Security Week, October 23, 2017 - Amazon-owned Whole Foods Market informed customers last week that a recent hacker attack aimed at its payment systems affected nearly 100 locations across the United States.
Whole Foods has set up a webpage where customers are being provided some details about the breach. The page allows users to check if the store they made purchases in has been hit.
According to the company, cybercriminals may have stolen payment cards used at taprooms and full table-service restaurants in various cities in Alabama, Arizona, Arkansas, California, Colorado, District of Columbia, Florida, Georgia, Hawaii, Idaho, Illinois, Indiana, Kansas, Maine, Michigan, Minnesota, Missouri, Nevada, New Hampshire, New Jersey, New Mexico, New York, North Carolina, Ohio, Oregon, Pennsylvania, Tennessee, Texas, Virginia, Washington and Wisconsin. The largest number of affected locations is in California.
Whole Foods said it had learned of unauthorized access to some payment systems on September 23 and replaced affected point-of-sale (PoS) devices by September 28. However, the investigation conducted by the firm in collaboration with cybersecurity forensics experts revealed that hackers had gained access to some stores in as early as March 10.
The malware planted on PoS systems was designed to collect cardholder names, account numbers, card expiration dates, and internal verification codes.
The supermarket chain pointed out that the incident only impacted payment systems at taprooms and restaurants within stores. Payments made at primary store checkout systems were not affected. The company has also highlighted that the breach does not impact Amazon.com, which uses separate systems.

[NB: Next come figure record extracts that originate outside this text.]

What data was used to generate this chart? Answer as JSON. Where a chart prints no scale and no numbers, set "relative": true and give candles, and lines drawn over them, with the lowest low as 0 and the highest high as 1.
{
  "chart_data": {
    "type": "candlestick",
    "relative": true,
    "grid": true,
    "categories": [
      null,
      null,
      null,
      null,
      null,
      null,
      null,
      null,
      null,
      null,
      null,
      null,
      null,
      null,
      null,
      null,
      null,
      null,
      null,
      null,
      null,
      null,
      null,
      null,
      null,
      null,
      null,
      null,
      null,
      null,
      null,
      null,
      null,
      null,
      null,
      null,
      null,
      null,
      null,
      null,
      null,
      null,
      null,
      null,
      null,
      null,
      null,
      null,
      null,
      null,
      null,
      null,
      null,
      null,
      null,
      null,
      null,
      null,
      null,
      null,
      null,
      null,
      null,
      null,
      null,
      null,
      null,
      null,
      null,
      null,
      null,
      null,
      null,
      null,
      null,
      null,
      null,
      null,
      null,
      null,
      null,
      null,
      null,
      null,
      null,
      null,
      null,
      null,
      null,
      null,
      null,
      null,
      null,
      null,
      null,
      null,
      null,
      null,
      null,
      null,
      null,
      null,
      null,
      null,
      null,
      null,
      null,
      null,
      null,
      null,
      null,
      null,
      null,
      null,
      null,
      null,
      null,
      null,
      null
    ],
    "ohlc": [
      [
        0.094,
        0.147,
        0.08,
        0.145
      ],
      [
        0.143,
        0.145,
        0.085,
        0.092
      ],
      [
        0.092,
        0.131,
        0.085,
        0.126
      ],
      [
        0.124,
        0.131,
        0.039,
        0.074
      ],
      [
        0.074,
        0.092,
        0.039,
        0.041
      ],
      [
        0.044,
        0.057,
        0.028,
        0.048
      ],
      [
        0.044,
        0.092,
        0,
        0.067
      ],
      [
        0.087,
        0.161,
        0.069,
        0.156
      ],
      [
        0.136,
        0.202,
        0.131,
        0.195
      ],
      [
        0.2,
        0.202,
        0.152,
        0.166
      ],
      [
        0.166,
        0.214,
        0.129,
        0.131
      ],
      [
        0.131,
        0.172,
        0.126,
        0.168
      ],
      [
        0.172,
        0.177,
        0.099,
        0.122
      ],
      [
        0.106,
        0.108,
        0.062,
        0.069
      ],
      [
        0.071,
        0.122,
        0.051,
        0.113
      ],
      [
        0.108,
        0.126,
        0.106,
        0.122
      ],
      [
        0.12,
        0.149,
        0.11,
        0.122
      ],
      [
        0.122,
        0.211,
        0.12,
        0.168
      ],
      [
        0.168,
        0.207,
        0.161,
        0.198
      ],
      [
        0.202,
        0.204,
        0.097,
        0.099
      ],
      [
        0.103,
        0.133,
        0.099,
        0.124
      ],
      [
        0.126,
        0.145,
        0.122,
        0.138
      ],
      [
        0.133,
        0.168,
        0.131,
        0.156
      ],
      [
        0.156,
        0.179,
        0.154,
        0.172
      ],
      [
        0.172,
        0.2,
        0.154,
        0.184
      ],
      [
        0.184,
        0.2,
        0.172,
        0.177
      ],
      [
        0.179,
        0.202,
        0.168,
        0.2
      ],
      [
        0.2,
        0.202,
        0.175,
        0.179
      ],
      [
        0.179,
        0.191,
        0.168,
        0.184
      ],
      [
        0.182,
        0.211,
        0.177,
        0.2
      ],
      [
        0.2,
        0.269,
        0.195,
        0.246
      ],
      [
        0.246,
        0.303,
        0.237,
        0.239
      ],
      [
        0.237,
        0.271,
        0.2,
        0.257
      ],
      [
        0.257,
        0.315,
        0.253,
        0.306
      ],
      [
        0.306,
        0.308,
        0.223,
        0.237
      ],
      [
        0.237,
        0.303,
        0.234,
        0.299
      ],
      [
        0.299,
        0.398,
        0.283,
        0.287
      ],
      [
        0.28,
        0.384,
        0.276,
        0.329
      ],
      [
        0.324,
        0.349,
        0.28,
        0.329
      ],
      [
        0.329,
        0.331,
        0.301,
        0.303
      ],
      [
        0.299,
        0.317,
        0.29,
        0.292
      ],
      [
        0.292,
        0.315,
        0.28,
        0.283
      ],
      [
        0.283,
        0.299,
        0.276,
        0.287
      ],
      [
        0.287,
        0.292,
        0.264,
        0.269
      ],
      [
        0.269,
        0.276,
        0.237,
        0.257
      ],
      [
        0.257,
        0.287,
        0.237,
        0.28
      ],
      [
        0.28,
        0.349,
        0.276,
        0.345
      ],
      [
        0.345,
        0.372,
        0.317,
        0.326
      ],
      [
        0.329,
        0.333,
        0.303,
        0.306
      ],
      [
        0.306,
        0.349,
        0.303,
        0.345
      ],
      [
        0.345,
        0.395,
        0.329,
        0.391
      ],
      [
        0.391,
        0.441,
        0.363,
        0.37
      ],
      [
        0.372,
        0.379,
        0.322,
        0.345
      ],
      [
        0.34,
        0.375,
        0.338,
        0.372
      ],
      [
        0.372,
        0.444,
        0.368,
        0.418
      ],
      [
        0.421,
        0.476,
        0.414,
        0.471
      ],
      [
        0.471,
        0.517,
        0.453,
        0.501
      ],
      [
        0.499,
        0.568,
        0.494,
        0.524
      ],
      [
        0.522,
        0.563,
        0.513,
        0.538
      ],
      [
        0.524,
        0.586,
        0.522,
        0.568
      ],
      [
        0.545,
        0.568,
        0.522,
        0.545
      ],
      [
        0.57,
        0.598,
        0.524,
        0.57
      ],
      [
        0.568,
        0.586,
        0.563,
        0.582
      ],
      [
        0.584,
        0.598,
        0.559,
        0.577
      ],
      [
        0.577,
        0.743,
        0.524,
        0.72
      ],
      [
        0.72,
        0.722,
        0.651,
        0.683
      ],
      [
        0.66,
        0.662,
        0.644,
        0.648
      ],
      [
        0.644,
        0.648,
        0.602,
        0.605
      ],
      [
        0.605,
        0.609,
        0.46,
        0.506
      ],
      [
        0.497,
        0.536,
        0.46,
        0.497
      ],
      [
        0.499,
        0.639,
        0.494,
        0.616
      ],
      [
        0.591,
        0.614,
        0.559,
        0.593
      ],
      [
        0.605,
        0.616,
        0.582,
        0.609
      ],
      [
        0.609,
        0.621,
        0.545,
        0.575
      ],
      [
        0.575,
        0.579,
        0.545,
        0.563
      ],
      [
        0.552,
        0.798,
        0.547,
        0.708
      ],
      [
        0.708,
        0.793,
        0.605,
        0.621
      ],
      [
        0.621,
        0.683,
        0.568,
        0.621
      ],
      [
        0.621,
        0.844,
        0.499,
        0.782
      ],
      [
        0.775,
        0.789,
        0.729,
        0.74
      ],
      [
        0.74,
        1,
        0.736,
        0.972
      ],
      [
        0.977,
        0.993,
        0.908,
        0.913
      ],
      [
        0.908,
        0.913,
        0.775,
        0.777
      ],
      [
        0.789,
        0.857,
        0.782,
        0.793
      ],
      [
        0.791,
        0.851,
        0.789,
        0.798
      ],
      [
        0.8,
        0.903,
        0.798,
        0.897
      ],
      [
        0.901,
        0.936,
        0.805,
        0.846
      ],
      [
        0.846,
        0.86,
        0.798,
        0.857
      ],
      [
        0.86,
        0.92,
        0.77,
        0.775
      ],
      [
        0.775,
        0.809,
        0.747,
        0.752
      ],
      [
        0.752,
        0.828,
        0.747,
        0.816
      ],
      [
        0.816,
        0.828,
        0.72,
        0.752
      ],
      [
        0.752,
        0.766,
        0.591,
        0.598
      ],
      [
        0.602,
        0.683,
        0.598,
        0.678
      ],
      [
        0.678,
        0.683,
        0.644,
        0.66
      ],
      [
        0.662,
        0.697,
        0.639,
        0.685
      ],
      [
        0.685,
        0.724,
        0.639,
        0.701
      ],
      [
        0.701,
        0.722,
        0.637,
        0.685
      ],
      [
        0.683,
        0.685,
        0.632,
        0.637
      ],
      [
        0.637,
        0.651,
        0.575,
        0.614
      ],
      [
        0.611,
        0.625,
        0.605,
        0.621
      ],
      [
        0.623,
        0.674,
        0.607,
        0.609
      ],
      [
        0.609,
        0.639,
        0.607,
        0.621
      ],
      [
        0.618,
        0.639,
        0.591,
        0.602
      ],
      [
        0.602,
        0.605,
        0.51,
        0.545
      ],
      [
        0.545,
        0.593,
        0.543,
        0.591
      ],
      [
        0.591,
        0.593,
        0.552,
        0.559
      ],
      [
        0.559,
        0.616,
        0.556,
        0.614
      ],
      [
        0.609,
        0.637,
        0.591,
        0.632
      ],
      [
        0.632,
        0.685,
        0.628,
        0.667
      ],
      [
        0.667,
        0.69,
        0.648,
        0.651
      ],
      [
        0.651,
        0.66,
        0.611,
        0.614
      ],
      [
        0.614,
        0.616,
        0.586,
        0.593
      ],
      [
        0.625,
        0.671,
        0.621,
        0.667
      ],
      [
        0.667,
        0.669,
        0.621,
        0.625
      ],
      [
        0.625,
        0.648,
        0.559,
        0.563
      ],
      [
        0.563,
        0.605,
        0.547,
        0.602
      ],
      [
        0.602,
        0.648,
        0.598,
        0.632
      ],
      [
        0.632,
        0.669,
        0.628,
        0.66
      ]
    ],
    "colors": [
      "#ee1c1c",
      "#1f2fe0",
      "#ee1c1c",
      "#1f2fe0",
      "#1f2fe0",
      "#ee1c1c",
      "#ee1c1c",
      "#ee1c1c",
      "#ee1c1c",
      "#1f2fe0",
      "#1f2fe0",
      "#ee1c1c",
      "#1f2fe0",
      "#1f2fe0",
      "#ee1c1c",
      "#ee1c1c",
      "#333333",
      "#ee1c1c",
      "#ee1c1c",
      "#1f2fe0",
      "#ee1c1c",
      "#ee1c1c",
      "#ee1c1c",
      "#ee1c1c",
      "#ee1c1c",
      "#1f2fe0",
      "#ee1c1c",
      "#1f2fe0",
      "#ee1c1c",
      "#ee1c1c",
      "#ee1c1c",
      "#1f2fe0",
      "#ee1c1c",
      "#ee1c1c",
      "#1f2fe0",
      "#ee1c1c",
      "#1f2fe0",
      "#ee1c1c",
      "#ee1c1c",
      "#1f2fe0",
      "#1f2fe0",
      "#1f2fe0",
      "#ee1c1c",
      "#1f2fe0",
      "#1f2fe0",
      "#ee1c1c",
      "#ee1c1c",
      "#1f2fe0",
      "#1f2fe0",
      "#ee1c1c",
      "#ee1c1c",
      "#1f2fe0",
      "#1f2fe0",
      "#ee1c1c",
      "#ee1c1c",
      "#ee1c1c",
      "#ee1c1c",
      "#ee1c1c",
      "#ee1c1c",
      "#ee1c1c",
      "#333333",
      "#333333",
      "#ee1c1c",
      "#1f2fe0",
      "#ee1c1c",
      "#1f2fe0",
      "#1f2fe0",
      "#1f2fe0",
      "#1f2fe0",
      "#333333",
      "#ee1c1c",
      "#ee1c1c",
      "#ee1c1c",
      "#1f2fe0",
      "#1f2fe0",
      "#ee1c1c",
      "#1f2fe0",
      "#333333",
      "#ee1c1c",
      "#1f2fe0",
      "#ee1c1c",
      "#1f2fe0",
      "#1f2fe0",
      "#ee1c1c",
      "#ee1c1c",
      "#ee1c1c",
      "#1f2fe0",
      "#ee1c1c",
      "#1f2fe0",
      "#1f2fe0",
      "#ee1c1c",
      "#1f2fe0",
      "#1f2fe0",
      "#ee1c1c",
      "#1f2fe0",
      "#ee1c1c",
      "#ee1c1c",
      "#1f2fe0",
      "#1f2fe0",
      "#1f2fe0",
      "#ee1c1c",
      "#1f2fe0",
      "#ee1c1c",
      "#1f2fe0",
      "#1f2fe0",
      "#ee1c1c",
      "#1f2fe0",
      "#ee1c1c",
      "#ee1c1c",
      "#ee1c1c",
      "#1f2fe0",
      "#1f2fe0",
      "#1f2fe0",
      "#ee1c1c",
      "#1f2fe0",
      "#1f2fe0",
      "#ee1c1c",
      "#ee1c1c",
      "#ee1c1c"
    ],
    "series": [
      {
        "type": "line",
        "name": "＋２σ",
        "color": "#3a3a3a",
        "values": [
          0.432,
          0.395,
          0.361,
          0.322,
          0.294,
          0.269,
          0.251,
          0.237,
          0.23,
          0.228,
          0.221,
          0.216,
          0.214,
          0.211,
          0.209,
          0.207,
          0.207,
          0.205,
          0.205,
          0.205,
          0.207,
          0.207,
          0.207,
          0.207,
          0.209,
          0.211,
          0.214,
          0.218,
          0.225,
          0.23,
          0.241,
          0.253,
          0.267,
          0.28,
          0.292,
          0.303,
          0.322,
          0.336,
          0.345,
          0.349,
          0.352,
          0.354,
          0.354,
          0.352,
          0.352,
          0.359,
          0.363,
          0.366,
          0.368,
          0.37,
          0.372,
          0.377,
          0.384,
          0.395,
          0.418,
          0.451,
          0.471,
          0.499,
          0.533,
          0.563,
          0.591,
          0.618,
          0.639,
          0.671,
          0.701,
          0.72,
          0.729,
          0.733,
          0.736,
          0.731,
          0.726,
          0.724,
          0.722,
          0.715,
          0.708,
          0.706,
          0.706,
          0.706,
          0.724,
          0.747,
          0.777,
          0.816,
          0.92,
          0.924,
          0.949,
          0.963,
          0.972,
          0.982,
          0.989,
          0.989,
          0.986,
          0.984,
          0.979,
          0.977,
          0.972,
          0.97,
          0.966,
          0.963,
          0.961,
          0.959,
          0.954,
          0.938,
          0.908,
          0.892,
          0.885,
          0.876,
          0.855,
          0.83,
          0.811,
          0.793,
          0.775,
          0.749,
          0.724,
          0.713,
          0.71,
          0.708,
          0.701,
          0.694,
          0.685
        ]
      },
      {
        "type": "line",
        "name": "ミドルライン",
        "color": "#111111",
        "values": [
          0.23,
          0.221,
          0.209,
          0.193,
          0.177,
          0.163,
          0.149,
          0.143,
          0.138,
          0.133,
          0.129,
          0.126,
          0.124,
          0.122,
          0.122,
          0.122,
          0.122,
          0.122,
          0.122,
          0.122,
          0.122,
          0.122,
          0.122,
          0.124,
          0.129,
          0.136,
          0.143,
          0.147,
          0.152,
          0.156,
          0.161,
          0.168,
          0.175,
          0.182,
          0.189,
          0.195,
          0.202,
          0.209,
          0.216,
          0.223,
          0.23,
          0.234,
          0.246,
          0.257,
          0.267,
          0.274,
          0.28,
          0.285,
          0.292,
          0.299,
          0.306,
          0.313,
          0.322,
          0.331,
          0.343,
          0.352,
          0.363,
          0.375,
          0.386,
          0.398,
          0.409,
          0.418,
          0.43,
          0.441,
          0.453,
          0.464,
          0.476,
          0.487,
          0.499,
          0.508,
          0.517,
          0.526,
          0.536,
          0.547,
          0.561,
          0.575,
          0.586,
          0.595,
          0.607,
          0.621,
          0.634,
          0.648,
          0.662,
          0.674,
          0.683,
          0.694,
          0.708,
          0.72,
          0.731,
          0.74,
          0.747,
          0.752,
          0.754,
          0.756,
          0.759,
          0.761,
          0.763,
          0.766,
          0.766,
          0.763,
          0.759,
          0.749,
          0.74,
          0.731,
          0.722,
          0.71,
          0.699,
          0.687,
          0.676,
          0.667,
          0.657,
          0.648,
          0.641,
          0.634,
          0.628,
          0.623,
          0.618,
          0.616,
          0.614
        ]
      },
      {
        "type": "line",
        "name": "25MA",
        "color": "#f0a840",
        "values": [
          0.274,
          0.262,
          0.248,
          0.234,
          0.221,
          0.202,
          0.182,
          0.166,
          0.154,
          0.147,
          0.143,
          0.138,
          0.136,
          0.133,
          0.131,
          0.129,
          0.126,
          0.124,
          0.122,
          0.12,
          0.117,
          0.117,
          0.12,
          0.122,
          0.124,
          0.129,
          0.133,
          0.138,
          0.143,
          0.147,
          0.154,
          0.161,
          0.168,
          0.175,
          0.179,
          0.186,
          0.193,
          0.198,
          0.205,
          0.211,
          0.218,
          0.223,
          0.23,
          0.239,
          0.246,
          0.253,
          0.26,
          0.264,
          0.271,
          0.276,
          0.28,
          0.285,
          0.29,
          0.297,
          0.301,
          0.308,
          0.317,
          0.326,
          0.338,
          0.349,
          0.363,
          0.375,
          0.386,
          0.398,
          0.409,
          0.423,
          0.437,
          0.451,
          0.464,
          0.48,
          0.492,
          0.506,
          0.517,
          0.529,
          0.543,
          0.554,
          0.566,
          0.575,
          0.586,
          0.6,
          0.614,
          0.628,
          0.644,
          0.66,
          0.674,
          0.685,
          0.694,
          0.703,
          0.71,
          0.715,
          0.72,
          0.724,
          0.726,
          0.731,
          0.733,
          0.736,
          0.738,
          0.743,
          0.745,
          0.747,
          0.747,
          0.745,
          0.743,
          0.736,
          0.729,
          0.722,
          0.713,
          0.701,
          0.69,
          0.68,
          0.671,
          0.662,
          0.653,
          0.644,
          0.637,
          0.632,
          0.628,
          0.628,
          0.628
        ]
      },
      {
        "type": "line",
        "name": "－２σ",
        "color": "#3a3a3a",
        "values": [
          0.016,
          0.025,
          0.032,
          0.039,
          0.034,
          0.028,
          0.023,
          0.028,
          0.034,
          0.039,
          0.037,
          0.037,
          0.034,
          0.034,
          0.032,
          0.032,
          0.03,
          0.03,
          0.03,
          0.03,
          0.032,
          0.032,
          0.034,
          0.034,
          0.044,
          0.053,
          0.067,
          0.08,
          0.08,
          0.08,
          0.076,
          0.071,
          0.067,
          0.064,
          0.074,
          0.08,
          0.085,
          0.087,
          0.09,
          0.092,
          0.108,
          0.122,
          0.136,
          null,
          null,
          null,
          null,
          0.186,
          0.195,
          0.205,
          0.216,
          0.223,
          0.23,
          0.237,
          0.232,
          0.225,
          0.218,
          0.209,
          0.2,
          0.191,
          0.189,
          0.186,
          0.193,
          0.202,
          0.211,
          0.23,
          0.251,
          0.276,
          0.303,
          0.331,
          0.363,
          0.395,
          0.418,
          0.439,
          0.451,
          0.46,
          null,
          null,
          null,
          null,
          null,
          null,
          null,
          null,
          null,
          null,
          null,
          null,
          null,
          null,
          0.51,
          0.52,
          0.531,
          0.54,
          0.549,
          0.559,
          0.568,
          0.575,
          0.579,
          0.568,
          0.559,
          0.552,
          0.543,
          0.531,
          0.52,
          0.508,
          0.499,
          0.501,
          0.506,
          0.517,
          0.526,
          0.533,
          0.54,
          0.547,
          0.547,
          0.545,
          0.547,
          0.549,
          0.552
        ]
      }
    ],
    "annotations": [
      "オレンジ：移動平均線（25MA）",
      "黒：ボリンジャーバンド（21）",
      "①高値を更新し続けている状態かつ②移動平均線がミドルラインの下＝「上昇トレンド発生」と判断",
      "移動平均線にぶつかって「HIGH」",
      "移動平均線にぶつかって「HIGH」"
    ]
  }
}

The web page set up by the company to provide information about the breach includes recommendations on how customers can protect themselves and how to avoid being liable for any fraudulent charges on their credit and debit cards.
Fast food restaurant chain Sonic Drive-In also confirmed this month that it had suffered a payment card breach. It’s unclear how many locations are affected, but some experts reported that millions of cards may have been stolen in the attack.